- Location of Savage Harbour in Prince Edward Island
- Coordinates: 46°25′18″N 62°51′49″W﻿ / ﻿46.421619°N 62.863694°W
- Country: Canada
- Province: Prince Edward Island
- County: Queens County Kings County
- Parish: St. Patrick's
- Township: Lot 38
- Time zone: UTC-4 (AST)
- • Summer (DST): UTC-3 (ADT)
- Canadian postal code: C0A 1T0
- Area code(s): 902 and 782
- NTS Map: 011L07
- GNBC Code: BABIG

= Savage Harbour =

Savage Harbour is the name of a Canadian rural community and adjacent bay located on the boundary of Queens County and Kings County, Prince Edward Island. It is located in the township of Lot 38, north of Mount Stewart. It is adjacent to the Crowbush Cove Wharf small craft harbour, formerly known as the Savage Harbour small craft harbour.

In 2022, the chief of nearby Abegweit First Nation began an effort to change the name of the community and bay, due to negative associations of the term "savage" as it relates to indigenous peoples. In 2025, the Government of Prince Edward Island announced that the community and bay would be officially renamed, and the community would be canvassed to aid in determining the new name(s).

==History==
Indigenous nomads first settled the area c. 1000 BC. The community's name in the Mi'kmaq language is Katewpijk, meaning "eel trap place", which was recorded on several maps using various spellings by Acadian settlers beginning in the 1720s. One of the subsequent Acadian names for the community, Eel Harbour (French: Havre à L'Anguille) also incorporated this meaning. Another Acadian name used for the area was Le Moulin à Vent, which translates in English to "the windmill".

According to the first census of Prince Edward Island (then Isle Saint-Jean) in 1728, an Acadian farming family consisting of 10 people were the first of European descent to colonize what is now Savage Harbour in 1725.

The origin of the community's current English name stems from the French name Havre aux Sauvages, which translates to "Indian Harbour" according to PEI Acadian historian Georges Arsenault. Havre aux Sauvages first appeared as the community's name in a French census and in select maps just prior to the expulsion of the Acadians from the area in 1758, but precise details surrounding its origin remain uncertain.

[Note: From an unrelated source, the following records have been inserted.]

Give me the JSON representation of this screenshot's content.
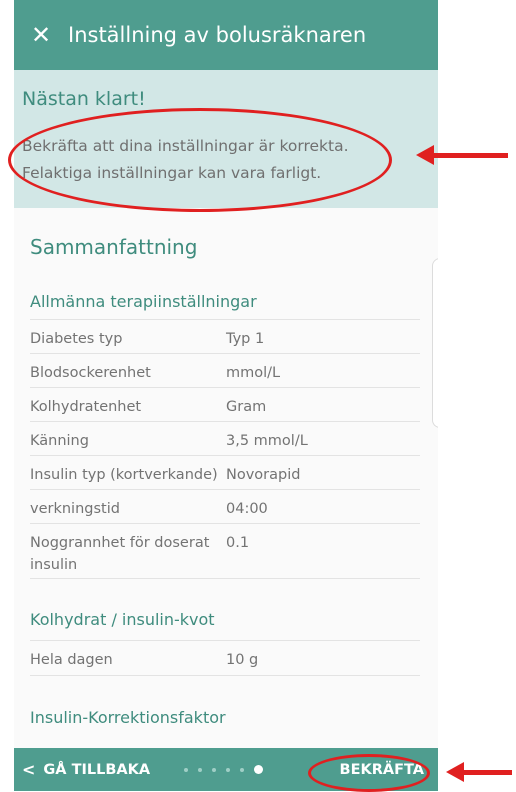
{
  "header": {
    "close_icon": "close-icon",
    "title": "Inställning av bolusräknaren"
  },
  "notice": {
    "title": "Nästan klart!",
    "line1": "Bekräfta att dina inställningar är korrekta.",
    "line2": "Felaktiga inställningar kan vara farligt."
  },
  "summary": {
    "title": "Sammanfattning",
    "general": {
      "title": "Allmänna terapiinställningar",
      "rows": [
        {
          "label": "Diabetes typ",
          "value": "Typ 1"
        },
        {
          "label": "Blodsockerenhet",
          "value": "mmol/L"
        },
        {
          "label": "Kolhydratenhet",
          "value": "Gram"
        },
        {
          "label": "Känning",
          "value": "3,5 mmol/L"
        },
        {
          "label": "Insulin typ (kortverkande)",
          "value": "Novorapid"
        },
        {
          "label": "verkningstid",
          "value": "04:00"
        },
        {
          "label": "Noggrannhet för doserat insulin",
          "value": "0.1"
        }
      ]
    },
    "carb_ratio": {
      "title": "Kolhydrat / insulin-kvot",
      "rows": [
        {
          "label": "Hela dagen",
          "value": "10 g"
        }
      ]
    },
    "correction": {
      "title": "Insulin-Korrektionsfaktor"
    }
  },
  "footer": {
    "back_label": "GÅ TILLBAKA",
    "back_icon": "chevron-left-icon",
    "confirm_label": "BEKRÄFTA",
    "steps_total": 6,
    "current_step": 6
  },
  "colors": {
    "primary": "#4f9d8f",
    "notice_bg": "#d2e7e6",
    "heading": "#3f8c7e",
    "annotation": "#e02020"
  }
}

Two dolphins were rescued from Savage Harbour in late summer 2016, in addition to a third in nearby Rustico, as part of what was termed a mass stranding event. In Spring 2021, several boats began running aground in the mouth of Savage Harbour bay, after a combination of windy conditions, very low tides and ocean currents built up a sandbar. The harbour authority president said at the time that shifting sands have often been a problem in the area, and that he'd reached out to Fisheries and Oceans department officials to request dredging. Department officials responded by stating they would recheck water depth in the area, and a plan of action would be developed based on the results.

==Controversy over name==
In the early 2020s, an effort to change the name of Savage Harbour was led by Abegweit First Nation chief Roderick Gould Jr., due to the disparaging association of the term "savage" with indigenous peoples. On National Indigenous Peoples Day 2022, Gould officially requested that the Government of Prince Edward Island change the name. In his request, Gould stated that he was "formally calling on the premier and the province of P.E.I." to change the name and to "get rid of the word savage". He continued, saying "Islanders, as I've said before and I always say this, we can do better".

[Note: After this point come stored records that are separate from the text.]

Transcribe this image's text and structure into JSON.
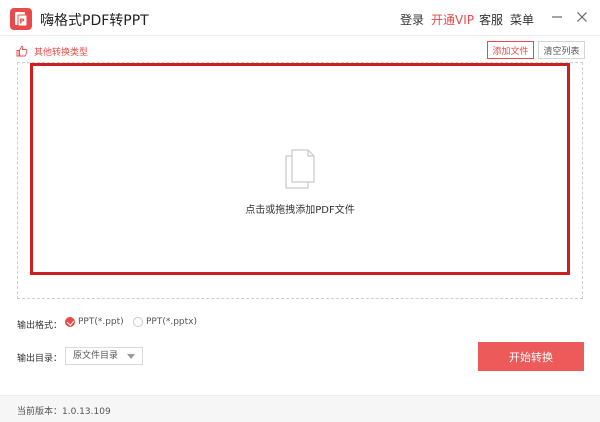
{
  "app": {
    "title": "嗨格式PDF转PPT",
    "brand_color": "#e84a4a"
  },
  "header": {
    "login": "登录",
    "vip": "开通VIP",
    "service": "客服",
    "menu": "菜单"
  },
  "toolbar": {
    "other_types": "其他转换类型",
    "add_file": "添加文件",
    "clear_list": "清空列表"
  },
  "drop_zone": {
    "hint": "点击或拖拽添加PDF文件",
    "icon": "document-icon"
  },
  "output": {
    "format_label": "输出格式：",
    "formats": [
      {
        "label": "PPT(*.ppt)",
        "selected": true
      },
      {
        "label": "PPT(*.pptx)",
        "selected": false
      }
    ],
    "dir_label": "输出目录：",
    "dir_value": "原文件目录",
    "start_button": "开始转换"
  },
  "footer": {
    "version": "当前版本：1.0.13.109"
  },
  "colors": {
    "accent": "#e84a4a",
    "drop_border": "#cc1f1f",
    "start_button": "#ec5a5a"
  }
}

Some residents of the community, who did not wish to speak on record, were reported as opposing the name change, worried that it could "create confusion and expense for local residents and businesses". Gould opined that he found it "amazing that there's even a conversation" about not being completely supportive of such a name change in "a woke society". Area historian Georges Arsenault said that the original French term sauvage from which the English name is translated is not as pejorative as its English counterpart, and cited the French term for wildflowers (fleurs sauvage) as an example of the term's more innocuous meaning. He said he understood "why there would be interest" in changing the name, as it "doesn't convey a good feeling" in English.

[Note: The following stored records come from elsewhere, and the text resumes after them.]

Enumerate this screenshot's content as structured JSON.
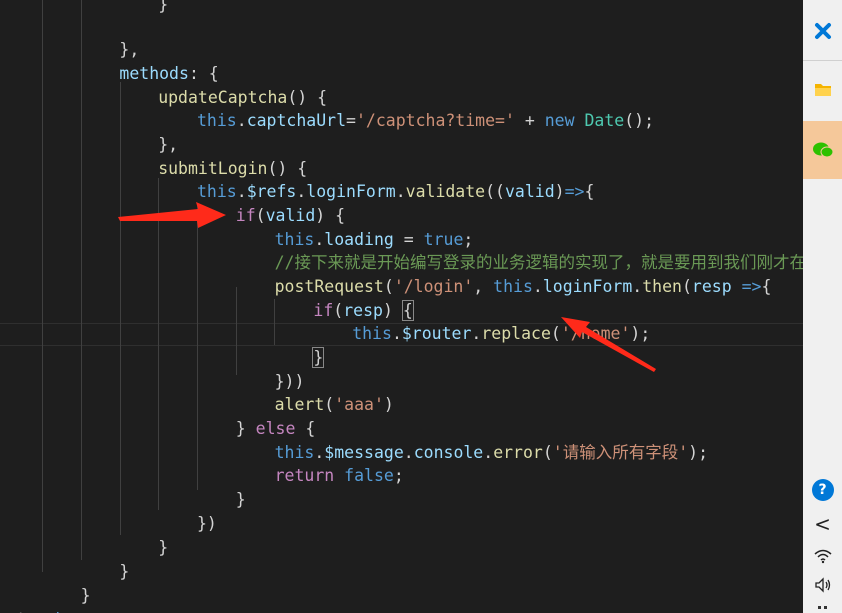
{
  "editor": {
    "lines": [
      [
        {
          "t": "}",
          "c": "pun"
        }
      ],
      [
        {
          "t": "},",
          "c": "pun"
        }
      ],
      [
        {
          "t": "methods",
          "c": "var"
        },
        {
          "t": ": {",
          "c": "pun"
        }
      ],
      [
        {
          "t": "updateCaptcha",
          "c": "fn"
        },
        {
          "t": "() {",
          "c": "pun"
        }
      ],
      [
        {
          "t": "this",
          "c": "kw"
        },
        {
          "t": ".",
          "c": "pun"
        },
        {
          "t": "captchaUrl",
          "c": "var"
        },
        {
          "t": "=",
          "c": "pun"
        },
        {
          "t": "'/captcha?time='",
          "c": "str"
        },
        {
          "t": " + ",
          "c": "pun"
        },
        {
          "t": "new",
          "c": "kw"
        },
        {
          "t": " ",
          "c": "pun"
        },
        {
          "t": "Date",
          "c": "cls"
        },
        {
          "t": "();",
          "c": "pun"
        }
      ],
      [
        {
          "t": "},",
          "c": "pun"
        }
      ],
      [
        {
          "t": "submitLogin",
          "c": "fn"
        },
        {
          "t": "() {",
          "c": "pun"
        }
      ],
      [
        {
          "t": "this",
          "c": "kw"
        },
        {
          "t": ".",
          "c": "pun"
        },
        {
          "t": "$refs",
          "c": "var"
        },
        {
          "t": ".",
          "c": "pun"
        },
        {
          "t": "loginForm",
          "c": "var"
        },
        {
          "t": ".",
          "c": "pun"
        },
        {
          "t": "validate",
          "c": "fn"
        },
        {
          "t": "((",
          "c": "pun"
        },
        {
          "t": "valid",
          "c": "var"
        },
        {
          "t": ")",
          "c": "pun"
        },
        {
          "t": "=>",
          "c": "kw"
        },
        {
          "t": "{",
          "c": "pun"
        }
      ],
      [
        {
          "t": "if",
          "c": "ctl"
        },
        {
          "t": "(",
          "c": "pun"
        },
        {
          "t": "valid",
          "c": "var"
        },
        {
          "t": ") {",
          "c": "pun"
        }
      ],
      [
        {
          "t": "this",
          "c": "kw"
        },
        {
          "t": ".",
          "c": "pun"
        },
        {
          "t": "loading",
          "c": "var"
        },
        {
          "t": " = ",
          "c": "pun"
        },
        {
          "t": "true",
          "c": "kw"
        },
        {
          "t": ";",
          "c": "pun"
        }
      ],
      [
        {
          "t": "//接下来就是开始编写登录的业务逻辑的实现了，就是要用到我们刚才在",
          "c": "com"
        }
      ],
      [
        {
          "t": "postRequest",
          "c": "fn"
        },
        {
          "t": "(",
          "c": "pun"
        },
        {
          "t": "'/login'",
          "c": "str"
        },
        {
          "t": ", ",
          "c": "pun"
        },
        {
          "t": "this",
          "c": "kw"
        },
        {
          "t": ".",
          "c": "pun"
        },
        {
          "t": "loginForm",
          "c": "var"
        },
        {
          "t": ".",
          "c": "pun"
        },
        {
          "t": "then",
          "c": "fn"
        },
        {
          "t": "(",
          "c": "pun"
        },
        {
          "t": "resp",
          "c": "var"
        },
        {
          "t": " ",
          "c": "pun"
        },
        {
          "t": "=>",
          "c": "kw"
        },
        {
          "t": "{",
          "c": "pun"
        }
      ],
      [
        {
          "t": "if",
          "c": "ctl"
        },
        {
          "t": "(",
          "c": "pun"
        },
        {
          "t": "resp",
          "c": "var"
        },
        {
          "t": ") ",
          "c": "pun"
        },
        {
          "t": "{",
          "c": "brk"
        }
      ],
      [
        {
          "t": "this",
          "c": "kw"
        },
        {
          "t": ".",
          "c": "pun"
        },
        {
          "t": "$router",
          "c": "var"
        },
        {
          "t": ".",
          "c": "pun"
        },
        {
          "t": "replace",
          "c": "fn"
        },
        {
          "t": "(",
          "c": "pun"
        },
        {
          "t": "'/home'",
          "c": "str"
        },
        {
          "t": ");",
          "c": "pun"
        }
      ],
      [
        {
          "t": "}",
          "c": "brk"
        }
      ],
      [
        {
          "t": "}))",
          "c": "pun"
        }
      ],
      [
        {
          "t": "alert",
          "c": "fn"
        },
        {
          "t": "(",
          "c": "pun"
        },
        {
          "t": "'aaa'",
          "c": "str"
        },
        {
          "t": ")",
          "c": "pun"
        }
      ],
      [
        {
          "t": "} ",
          "c": "pun"
        },
        {
          "t": "else",
          "c": "ctl"
        },
        {
          "t": " {",
          "c": "pun"
        }
      ],
      [
        {
          "t": "this",
          "c": "kw"
        },
        {
          "t": ".",
          "c": "pun"
        },
        {
          "t": "$message",
          "c": "var"
        },
        {
          "t": ".",
          "c": "pun"
        },
        {
          "t": "console",
          "c": "var"
        },
        {
          "t": ".",
          "c": "pun"
        },
        {
          "t": "error",
          "c": "fn"
        },
        {
          "t": "(",
          "c": "pun"
        },
        {
          "t": "'请输入所有字段'",
          "c": "str"
        },
        {
          "t": ");",
          "c": "pun"
        }
      ],
      [
        {
          "t": "return",
          "c": "ctl"
        },
        {
          "t": " ",
          "c": "pun"
        },
        {
          "t": "false",
          "c": "kw"
        },
        {
          "t": ";",
          "c": "pun"
        }
      ],
      [
        {
          "t": "}",
          "c": "pun"
        }
      ],
      [
        {
          "t": "})",
          "c": "pun"
        }
      ],
      [
        {
          "t": "}",
          "c": "pun"
        }
      ],
      [
        {
          "t": "}",
          "c": "pun"
        }
      ],
      [
        {
          "t": "}",
          "c": "pun"
        }
      ],
      [
        {
          "t": "</",
          "c": "gray"
        },
        {
          "t": "script",
          "c": "kw"
        },
        {
          "t": ">",
          "c": "gray"
        }
      ]
    ]
  },
  "side_panel": {
    "icons": [
      "close-icon",
      "folder-icon",
      "wechat-icon",
      "help-icon",
      "chevron-left-icon",
      "wifi-icon",
      "speaker-icon"
    ],
    "help_label": "?",
    "chevron_label": "<",
    "colors": {
      "close": "#0078d7",
      "folder": "#f5b400",
      "wechat": "#2dc100",
      "highlight": "#f5c89a",
      "help": "#0078d7"
    }
  },
  "annotations": {
    "arrow_color": "#ff2a1a"
  }
}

===Official name changes===
In 2024, the adjacent wharf was officially renamed to Crowbush Cove from Savage Harbour after consultation with Gould and the Abegweit First Nation. As the wharf is federally operated, the Government of Canada officially enacted the name change. The name of the community and bay, whose naming is under the jurisdiction of the provincial government, remained as Savage Harbour.

In September 2025, as part of an initiative to "remove derogatory place names", the Government of Prince Edward Island confirmed that the name of both the Savage Harbour community and Savage Harbour bay would be changed, and that the residents of the community would be canvassed for aid in determining a new name. The provincial government specified that the new name of the community and the new name of the bay "can be different" from each other. The province will hold three community meetings at Mount Stewart Consolidated School between October 15 and December 1, 2025—the last of which will include an in-person ballot—to determine the new name(s). The meetings and ballot are open only to residents of Savage Harbour.